Let me start right off by explaining that what I'm about to say about Cains & Abels front man David Sampson is supposed to be read as a grand compliment, as it applies here. It's to be seen as a jolly pat on the shoulder, or a badge of honor, sorta like the way a good buddy of a guy who boxes for a living or a friend of another young dad the morning after a bout or a war of wills and the clock might say to the other, "Man, you look like shit." It's the same kind of thing here.
Those friends just mean the other looks a bit worked over, but it's just commiserating or something fraternal. When we're thinking about Sampson and the way he sounds on one of his band's last albums, "Call Me Up," written following a devastating divorce between he and his wife, the man sounds pitiful, and rightly so. With that said, he doesn't sound pitiful in a way that would make you feel embarrassed for the guy, but rather, he just sounds as if he's been through a whole helluva lot and he's just crumbs at this point. He's banged his head. He's beaten himself up about what went wrong and how in the hell it could have gone wrong in the first place. He's blubbered and he's thrown fists at the air before finally arriving somewhere that's forced him to just throw his hands up in surrender, for all that he can see is that there's no good that will ever come out of further battering. The deeds have been done and the ink has done dried. The break is complete and yet that chasm is still there.
The imagery that Sampson chooses for his reoccurring, thematic swipes are those of a body being torn apart like the carcass of a piece of road kill, a raccoon or a rabbit that tried to cross a busy stretch of highway too damned slowly, or a relish tray, picked at to death. He sings of a body or a pair of bodies that are deconstructed by vultures, by words, by hands, by teeth, by circumstances, by people who no longer know what it's like to be in love with one another any longer. Oh, my lord, is it something violent to behold, this ravaging of the flesh, bone and muscle, even if it's mostly a construct for the emotional undressing and psychological death that goes on. It's a massacre. It's a bloody, bloody affair and there are no winners involved, from what we can hear on "Call Me Up."

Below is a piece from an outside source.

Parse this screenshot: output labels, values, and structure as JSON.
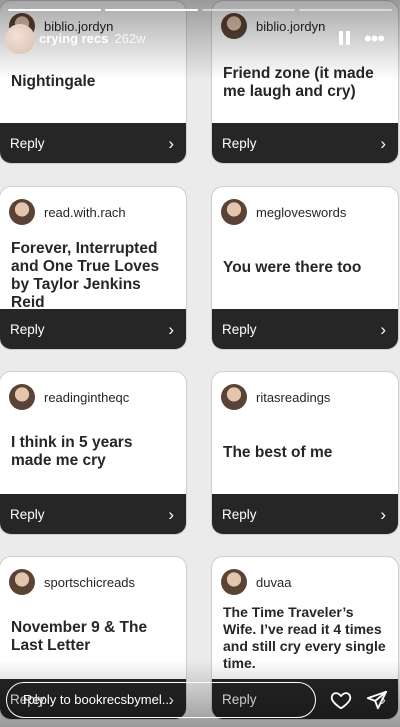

Sampson, Josh Ippel, and Jonathan Dawe lead us into these deranged folky numbers that are pure wrenchings of the spirit. There's a hanger's on persistence buried deep within the emotions of the matter and yet there seems to be some closure that's tended to by the cheery mementos of what was had and what's now all but gone. Sampson sings on "Never Be Alone, "All of our laughs started a wave that is still rolling on and on and on and on and on/And you can never be alone/You are loved by me/And I cling to your heart," but then we're reminded that the clinging is a one way thing and there's no doubt that something has unwound when on the album's final song, he offers, "I've seen the dark side come through/Maybe you are not you." It's over, that sad chapter.